Confounding the Australian stereotype, I’ve never been a great drinker - something of an impediment in a nation where no social, cultural, political, financial, familial, emotional or, frequently, sexual transaction is regarded as truly concluded without all parties downing one or more tumblers of icy tonsil-numbing lager.
Even in wine-loving France, my intake has remained modest, so there was no temptation to follow those friends who accepted the “Dry January” challenge of giving up alcohol entirely for that month. (Those who stopped by over the weekend to slake their thirst didn’t exactly reach for the first glass with trembling hands but one did feel there was little chance of their abstinence surviving until Valentine’s Day.)
I’ve watched with the helplessness of the unaddicted as friends drank themselves to death. If that wasn’t education enough, a visit paid to Finland in midwinter would have done the trick. Despite government control of alcohol, legally available only from distribution points that are less like bottle shops than post-offices, the Finns consume on an Olympian scale. The friend who showed me around Helsinki in a frozen February steered me past frequently belligerent drunks who slumped in doorways, some lacking extremities lost to frost-bite.
Ready to tout France as admirably abstemious by comparison, I was surprised to read that, according to its Ministry of Health, alcohol is responsible for 49,000 French deaths every year, and, across Europe, seven percent of all premature illnesses and deaths.
So what is the government doing about this?
Well, there we have a problem. Because the French wine industry, rightly regarded as a national treasure, is large and vocal; even more so since consumption has been declining for years, not only locally but across the world, as young drinkers switch to cocktails and fruit-juice-based “alcopops”.
Last summer, there was talk of raising taxes on wine to combat binge drinking, but President Macron’s losing his majority made that politically unwise and, probably, unachievable. Nobody has forgotten the Gilets Jaunes protests of a few years back, with bonfires in the Champs-Elysèes and near-anarchy in the streets as the rural majority protested an increase in the cost of petrol.
Hence the government's somewhat tentative policy on inebriation. (Well, when I say “policy”, it’s more of a recommendation.) Limit yourself, they suggest, to two glasses of wine (or equivalent) per day, and don’t drink every day.
Seriously?
For the national response, look no further than the French supermarkets’ sprawling wine and spirit departments, and the cartes de vins of restaurants; as large, if not larger, than the menu. No aperitif before lunch? No bottle (or two?) of bordeaux or bourgogne with the meal? No cognac with coffee? Une carafe d’eau, m’sieur? One can imagine the waiter’s withering sneer.

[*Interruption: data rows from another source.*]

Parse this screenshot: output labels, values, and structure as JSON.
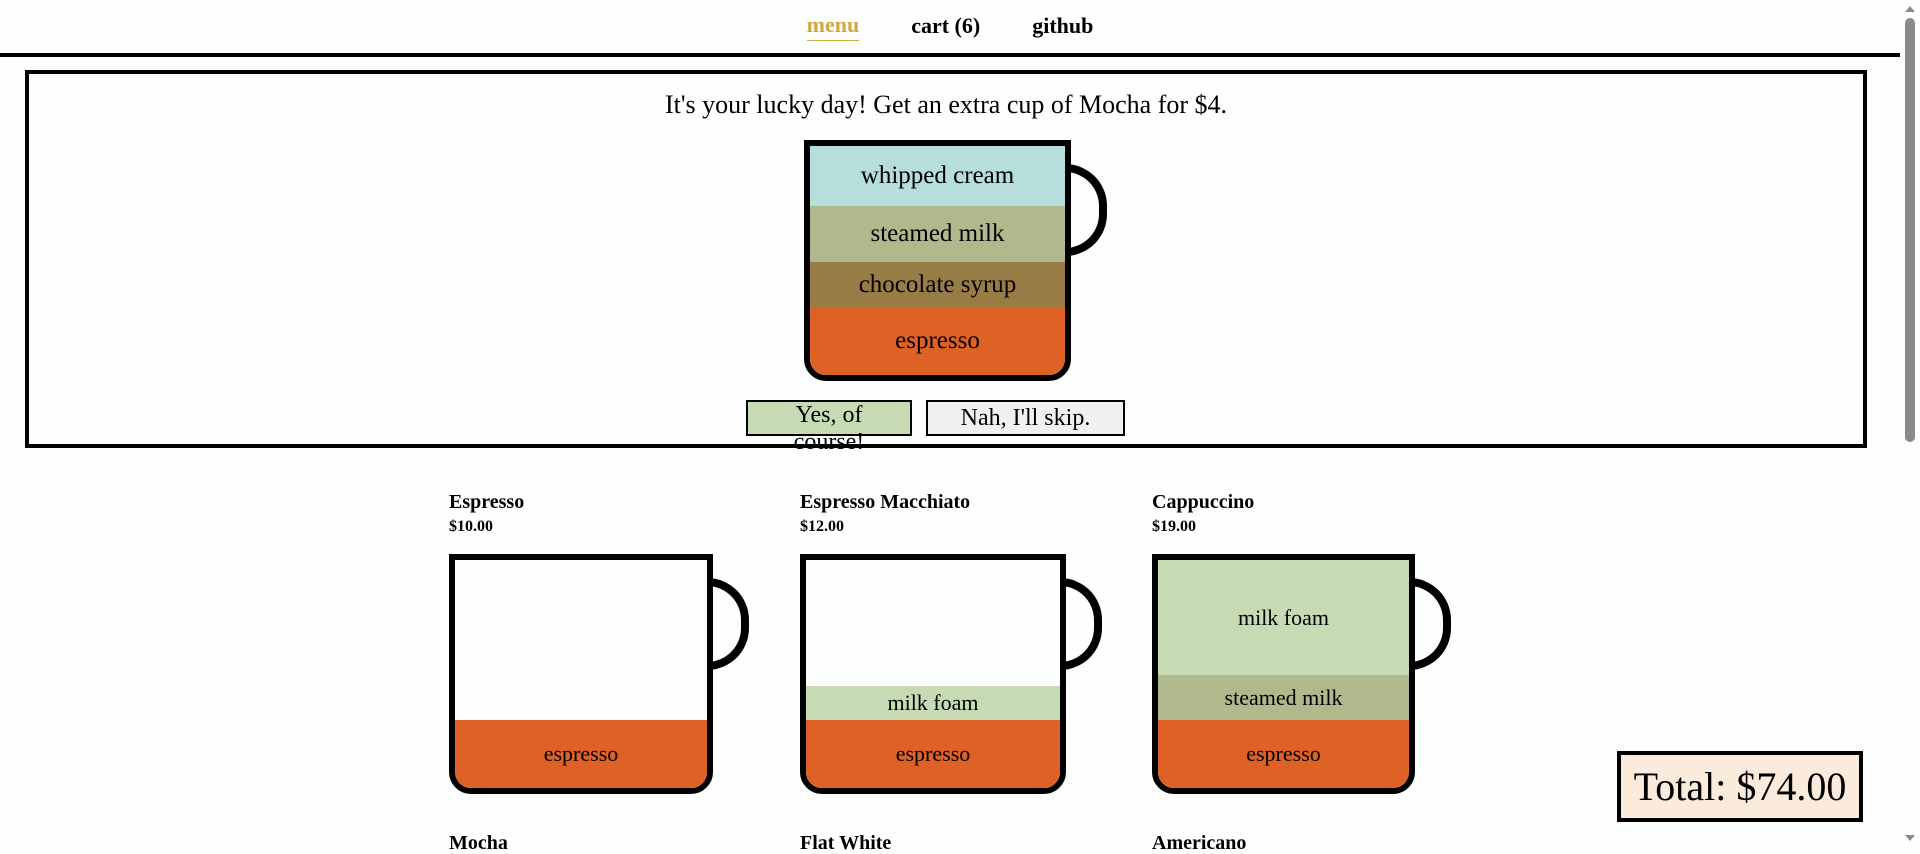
{
  "nav": {
    "menu": "menu",
    "cart": "cart (6)",
    "github": "github"
  },
  "promo": {
    "text": "It's your lucky day! Get an extra cup of Mocha for $4.",
    "layers": [
      "whipped cream",
      "steamed milk",
      "chocolate syrup",
      "espresso"
    ],
    "yes_label": "Yes, of course!",
    "no_label": "Nah, I'll skip."
  },
  "menu": {
    "items": [
      {
        "name": "Espresso",
        "price": "$10.00",
        "layers": [
          "espresso"
        ]
      },
      {
        "name": "Espresso Macchiato",
        "price": "$12.00",
        "layers": [
          "milk foam",
          "espresso"
        ]
      },
      {
        "name": "Cappuccino",
        "price": "$19.00",
        "layers": [
          "milk foam",
          "steamed milk",
          "espresso"
        ]
      },
      {
        "name": "Mocha"
      },
      {
        "name": "Flat White"
      },
      {
        "name": "Americano"
      }
    ]
  },
  "total": "Total: $74.00",
  "colors": {
    "espresso": "#de6126",
    "milk_foam": "#c6dbb3",
    "steamed_milk": "#b0b98b",
    "chocolate_syrup": "#987c46",
    "whipped_cream": "#b5dedc",
    "nav_active": "#d4a73f",
    "total_bg": "#fbebdc"
  }
}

To be fair, French officialdom doesn’t exactly condone drinking to excess. To be in “a state of manifest drunkenness” in a public place in still a crime. But the maximum punishment is a €150 fine; not exactly a major deterrent. And whether you’re charged is up to the police, who are notoriously lenient in such matters. As for breathalyzers for drivers or designated blood-alcohol levels ….well, can we get back to you on that?
I’m probably betraying some innate cultural prejudice but, in my experience, the worst drinking to take place in Paris and, indeed, across continental Europe, is done by visitors; specifically the louts from Britain and elsewhere who invade during football season. If the French do drink to excess, they are generally quiet about it. Another expatriate, the American poet Marianne Moore, set down in her poem Silence some rules about such behaviour which the French largely respect and the rowdier visitors might ponder.

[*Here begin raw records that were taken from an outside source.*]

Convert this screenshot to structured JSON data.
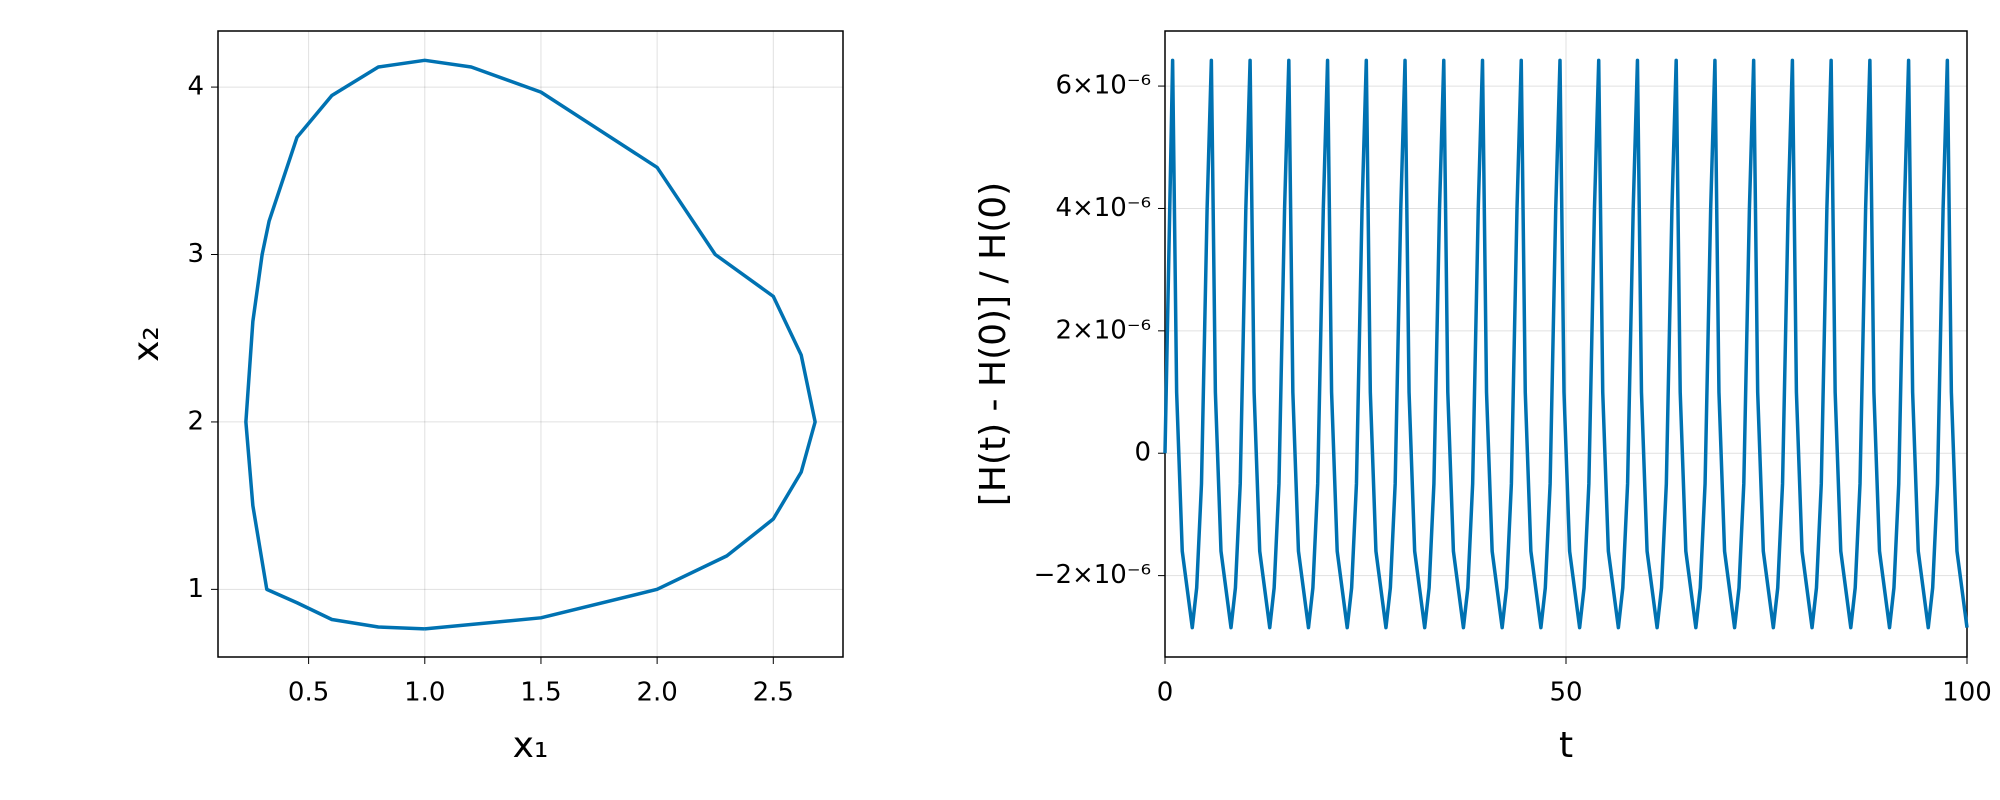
{
  "chart_data": [
    {
      "type": "line",
      "x_label": "x₁",
      "y_label": "x₂",
      "color": "#0072b2",
      "grid": true,
      "xlim": [
        0.11,
        2.8
      ],
      "ylim": [
        0.596,
        4.335
      ],
      "xticks": [
        0.5,
        {
          "value": 1,
          "label": "1.0"
        },
        1.5,
        {
          "value": 2,
          "label": "2.0"
        },
        2.5
      ],
      "yticks": [
        1,
        2,
        3,
        4
      ],
      "x": [
        1.0,
        1.5,
        2.0,
        2.3,
        2.5,
        2.62,
        2.68,
        2.62,
        2.5,
        2.25,
        2.0,
        1.5,
        1.2,
        1.0,
        0.8,
        0.6,
        0.45,
        0.33,
        0.3,
        0.26,
        0.23,
        0.26,
        0.32,
        0.45,
        0.6,
        0.8,
        1.0
      ],
      "values": [
        0.764,
        0.83,
        1.0,
        1.2,
        1.42,
        1.7,
        2.0,
        2.4,
        2.75,
        3.0,
        3.52,
        3.97,
        4.12,
        4.16,
        4.12,
        3.95,
        3.7,
        3.2,
        3.0,
        2.6,
        2.0,
        1.5,
        1.0,
        0.92,
        0.82,
        0.775,
        0.764
      ]
    },
    {
      "type": "line",
      "x_label": "t",
      "y_label": "[H(t) - H(0)] / H(0)",
      "color": "#0072b2",
      "grid": true,
      "xlim": [
        0,
        100
      ],
      "ylim": [
        -3.33e-06,
        6.9e-06
      ],
      "xticks": [
        0,
        50,
        100
      ],
      "yticks": [
        {
          "value": -2e-06,
          "label": "−2×10⁻⁶"
        },
        0,
        {
          "value": 2e-06,
          "label": "2×10⁻⁶"
        },
        {
          "value": 4e-06,
          "label": "4×10⁻⁶"
        },
        {
          "value": 6e-06,
          "label": "6×10⁻⁶"
        }
      ],
      "x": [
        0,
        0.95,
        1.45,
        2.15,
        2.85,
        3.4,
        3.95,
        4.55,
        5.25,
        5.78,
        6.28,
        6.98,
        7.68,
        8.23,
        8.78,
        9.38,
        10.08,
        10.61,
        11.11,
        11.81,
        12.51,
        13.06,
        13.61,
        14.21,
        14.91,
        15.44,
        15.94,
        16.64,
        17.34,
        17.89,
        18.44,
        19.04,
        19.74,
        20.27,
        20.77,
        21.47,
        22.17,
        22.72,
        23.27,
        23.87,
        24.57,
        25.1,
        25.6,
        26.3,
        27,
        27.55,
        28.1,
        28.7,
        29.4,
        29.93,
        30.43,
        31.13,
        31.83,
        32.38,
        32.93,
        33.53,
        34.23,
        34.76,
        35.26,
        35.96,
        36.66,
        37.21,
        37.76,
        38.36,
        39.06,
        39.59,
        40.09,
        40.79,
        41.49,
        42.04,
        42.59,
        43.19,
        43.89,
        44.42,
        44.92,
        45.62,
        46.32,
        46.87,
        47.42,
        48.02,
        48.72,
        49.25,
        49.75,
        50.45,
        51.15,
        51.7,
        52.25,
        52.85,
        53.55,
        54.08,
        54.58,
        55.28,
        55.98,
        56.53,
        57.08,
        57.68,
        58.38,
        58.91,
        59.41,
        60.11,
        60.81,
        61.36,
        61.91,
        62.51,
        63.21,
        63.74,
        64.24,
        64.94,
        65.64,
        66.19,
        66.74,
        67.34,
        68.04,
        68.57,
        69.07,
        69.77,
        70.47,
        71.02,
        71.57,
        72.17,
        72.87,
        73.4,
        73.9,
        74.6,
        75.3,
        75.85,
        76.4,
        77,
        77.7,
        78.23,
        78.73,
        79.43,
        80.13,
        80.68,
        81.23,
        81.83,
        82.53,
        83.06,
        83.56,
        84.26,
        84.96,
        85.51,
        86.06,
        86.66,
        87.36,
        87.89,
        88.39,
        89.09,
        89.79,
        90.34,
        90.89,
        91.49,
        92.19,
        92.72,
        93.22,
        93.92,
        94.62,
        95.17,
        95.72,
        96.32,
        97.02,
        97.55,
        98.05,
        98.75,
        99.45,
        100
      ],
      "values": [
        0,
        6.42e-06,
        1e-06,
        -1.6e-06,
        -2.3e-06,
        -2.85e-06,
        -2.2e-06,
        -5e-07,
        4e-06,
        6.42e-06,
        1e-06,
        -1.6e-06,
        -2.3e-06,
        -2.85e-06,
        -2.2e-06,
        -5e-07,
        4e-06,
        6.42e-06,
        1e-06,
        -1.6e-06,
        -2.3e-06,
        -2.85e-06,
        -2.2e-06,
        -5e-07,
        4e-06,
        6.42e-06,
        1e-06,
        -1.6e-06,
        -2.3e-06,
        -2.85e-06,
        -2.2e-06,
        -5e-07,
        4e-06,
        6.42e-06,
        1e-06,
        -1.6e-06,
        -2.3e-06,
        -2.85e-06,
        -2.2e-06,
        -5e-07,
        4e-06,
        6.42e-06,
        1e-06,
        -1.6e-06,
        -2.3e-06,
        -2.85e-06,
        -2.2e-06,
        -5e-07,
        4e-06,
        6.42e-06,
        1e-06,
        -1.6e-06,
        -2.3e-06,
        -2.85e-06,
        -2.2e-06,
        -5e-07,
        4e-06,
        6.42e-06,
        1e-06,
        -1.6e-06,
        -2.3e-06,
        -2.85e-06,
        -2.2e-06,
        -5e-07,
        4e-06,
        6.42e-06,
        1e-06,
        -1.6e-06,
        -2.3e-06,
        -2.85e-06,
        -2.2e-06,
        -5e-07,
        4e-06,
        6.42e-06,
        1e-06,
        -1.6e-06,
        -2.3e-06,
        -2.85e-06,
        -2.2e-06,
        -5e-07,
        4e-06,
        6.42e-06,
        1e-06,
        -1.6e-06,
        -2.3e-06,
        -2.85e-06,
        -2.2e-06,
        -5e-07,
        4e-06,
        6.42e-06,
        1e-06,
        -1.6e-06,
        -2.3e-06,
        -2.85e-06,
        -2.2e-06,
        -5e-07,
        4e-06,
        6.42e-06,
        1e-06,
        -1.6e-06,
        -2.3e-06,
        -2.85e-06,
        -2.2e-06,
        -5e-07,
        4e-06,
        6.42e-06,
        1e-06,
        -1.6e-06,
        -2.3e-06,
        -2.85e-06,
        -2.2e-06,
        -5e-07,
        4e-06,
        6.42e-06,
        1e-06,
        -1.6e-06,
        -2.3e-06,
        -2.85e-06,
        -2.2e-06,
        -5e-07,
        4e-06,
        6.42e-06,
        1e-06,
        -1.6e-06,
        -2.3e-06,
        -2.85e-06,
        -2.2e-06,
        -5e-07,
        4e-06,
        6.42e-06,
        1e-06,
        -1.6e-06,
        -2.3e-06,
        -2.85e-06,
        -2.2e-06,
        -5e-07,
        4e-06,
        6.42e-06,
        1e-06,
        -1.6e-06,
        -2.3e-06,
        -2.85e-06,
        -2.2e-06,
        -5e-07,
        4e-06,
        6.42e-06,
        1e-06,
        -1.6e-06,
        -2.3e-06,
        -2.85e-06,
        -2.2e-06,
        -5e-07,
        4e-06,
        6.42e-06,
        1e-06,
        -1.6e-06,
        -2.3e-06,
        -2.85e-06,
        -2.2e-06,
        -5e-07,
        4e-06,
        6.42e-06,
        1e-06,
        -1.6e-06,
        -2.3e-06,
        -2.85e-06
      ]
    }
  ]
}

“….My father used to say….. ’The deepest feeling always shows itself in silence;
not in silence, but restraint.’
Nor was he insincere in saying, ‘Make my house your inn.’
Inns are not residences.”
As you know, I lived in Dublin for a few years. It had a lively pub culture but most of the drinkers I met were higher on talk than alcohol. The closest I came to being inebriated was in Cork, when I served on the jury of its Film Festival. As the event was underwritten by the Guinness brewing family, alcohol was plentiful and cheap. I'd never been a juror where the first screening of the day couldn't begin until the cocktail cart arrived and its contents had been sampled.
This is interesting John, as the Irish are often viewed as the heaviest drinkers in the world! And places like Dublin in particular play on it by promoting fun filled drinking at exorbitant prices to tourists.